A new series of aza-indeno[1,2-b]pyridin-5-one derivatives 6a-h was designed. The novel pyridin-5-one derivatives were constructed via cyclization of their corresponding hydrazonal precursors 4a-h with indandione. Structural elucidation of all new compounds. was fully conducted. All novel hydrazonals 4a-h and indeno-pyridinone derivatives 6a-h were screened for their anti-breast cancer activity against two cell lines; MCF-7 and MDA-231. Among all screened compounds, hydrazonals 4a and 4h showed the highest cytotoxic potency. The cell cycle analysis data revealed that hydrazonals 4a and 4h caused a 1.36- and 1.2-fold increase in the proportion of cells in S phase. Annexin V-FITC apoptosis test for the same two hydrazonal derivatives 4a and 4h indicated that these molecules induce apoptosis by means of the programmed cell death pathway rather than the necrotic pathway. Pharmacokinetic parameters of these two hydrazonals as well as their molecular docking study with the CDK-2 enzyme, provided more insights of their biological activity and druggability.
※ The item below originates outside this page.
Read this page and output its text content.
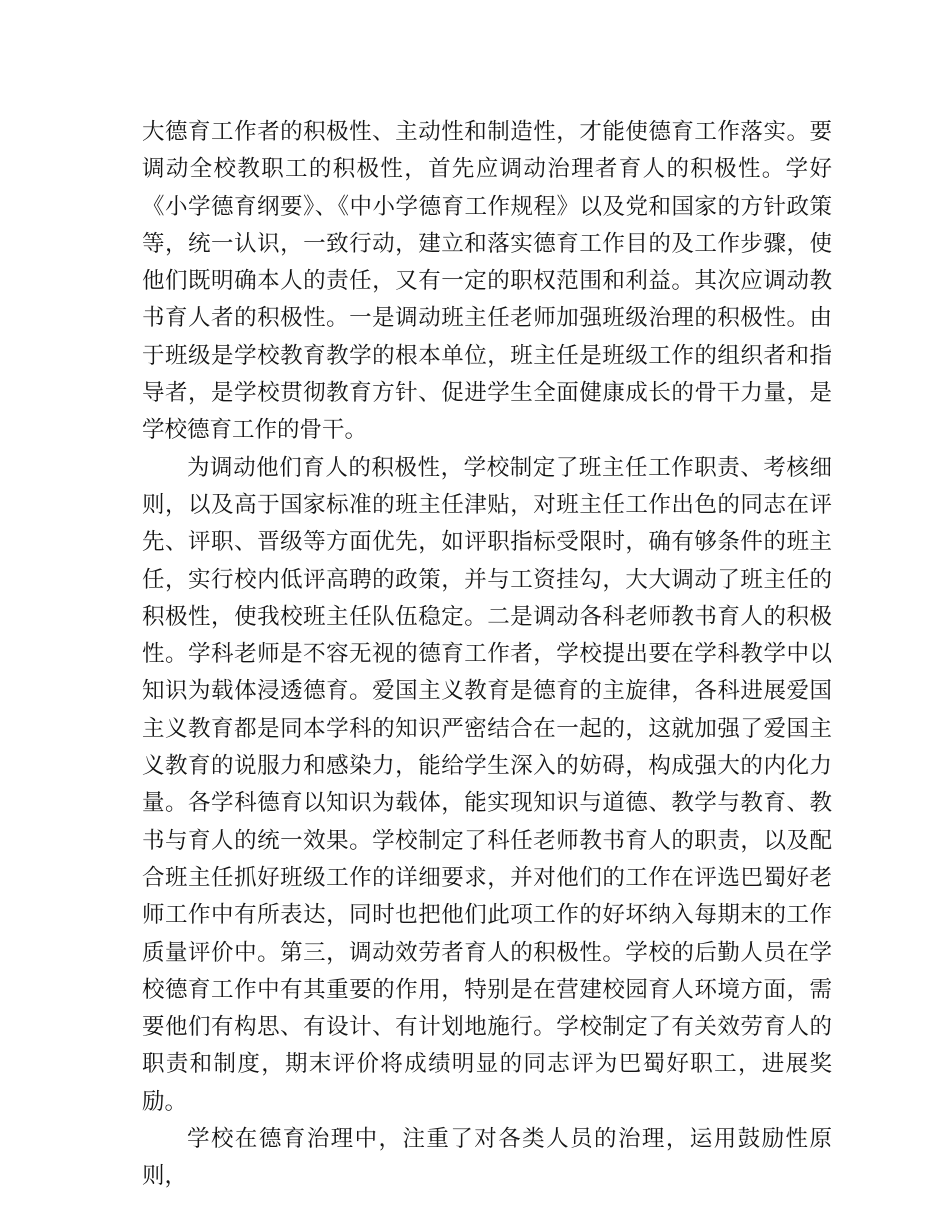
大德育工作者的积极性、主动性和制造性，才能使德育工作落实。要调动全校教职工的积极性，首先应调动治理者育人的积极性。学好《小学德育纲要》、《中小学德育工作规程》以及党和国家的方针政策等，统一认识，一致行动，建立和落实德育工作目的及工作步骤，使他们既明确本人的责任，又有一定的职权范围和利益。其次应调动教书育人者的积极性。一是调动班主任老师加强班级治理的积极性。由于班级是学校教育教学的根本单位，班主任是班级工作的组织者和指导者，是学校贯彻教育方针、促进学生全面健康成长的骨干力量，是学校德育工作的骨干。

为调动他们育人的积极性，学校制定了班主任工作职责、考核细则，以及高于国家标准的班主任津贴，对班主任工作出色的同志在评先、评职、晋级等方面优先，如评职指标受限时，确有够条件的班主任，实行校内低评高聘的政策，并与工资挂勾，大大调动了班主任的积极性，使我校班主任队伍稳定。二是调动各科老师教书育人的积极性。学科老师是不容无视的德育工作者，学校提出要在学科教学中以知识为载体浸透德育。爱国主义教育是德育的主旋律，各科进展爱国主义教育都是同本学科的知识严密结合在一起的，这就加强了爱国主义教育的说服力和感染力，能给学生深入的妨碍，构成强大的内化力量。各学科德育以知识为载体，能实现知识与道德、教学与教育、教书与育人的统一效果。学校制定了科任老师教书育人的职责，以及配合班主任抓好班级工作的详细要求，并对他们的工作在评选巴蜀好老师工作中有所表达，同时也把他们此项工作的好坏纳入每期末的工作质量评价中。第三，调动效劳者育人的积极性。学校的后勤人员在学校德育工作中有其重要的作用，特别是在营建校园育人环境方面，需要他们有构思、有设计、有计划地施行。学校制定了有关效劳育人的职责和制度，期末评价将成绩明显的同志评为巴蜀好职工，进展奖励。

学校在德育治理中，注重了对各类人员的治理，运用鼓励性原则，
设计了一系列新的氮杂茚并[1,2- b ]吡啶-5-酮衍生物6a-h 。新型吡啶-5-酮衍生物是通过其相应的腙前体4a-h与茚满二酮环化而构建的。所有新化合物的结构阐明。已全面进行。筛选了所有新型腙醛4a-h和茚并吡啶酮衍生物6a-h对两种细胞系的抗乳腺癌活性；MCF-7 和 MDA-231。在所有筛选的化合物中，腙4a和4h显示出最高的细胞毒性效力。细胞周期分析数据显示腙4a和4h导致S期细胞比例增加1.36倍和1.2倍。对相同的两种腙衍生物4a和4h的Annexin V-FITC细胞凋亡测试表明，这些分子通过程序性细胞死亡途径而不是坏死途径诱导细胞凋亡。这两种腙的药代动力学参数以及它们与 CDK-2 酶的分子对接研究，为它们的生物活性和成药性提供了更多见解。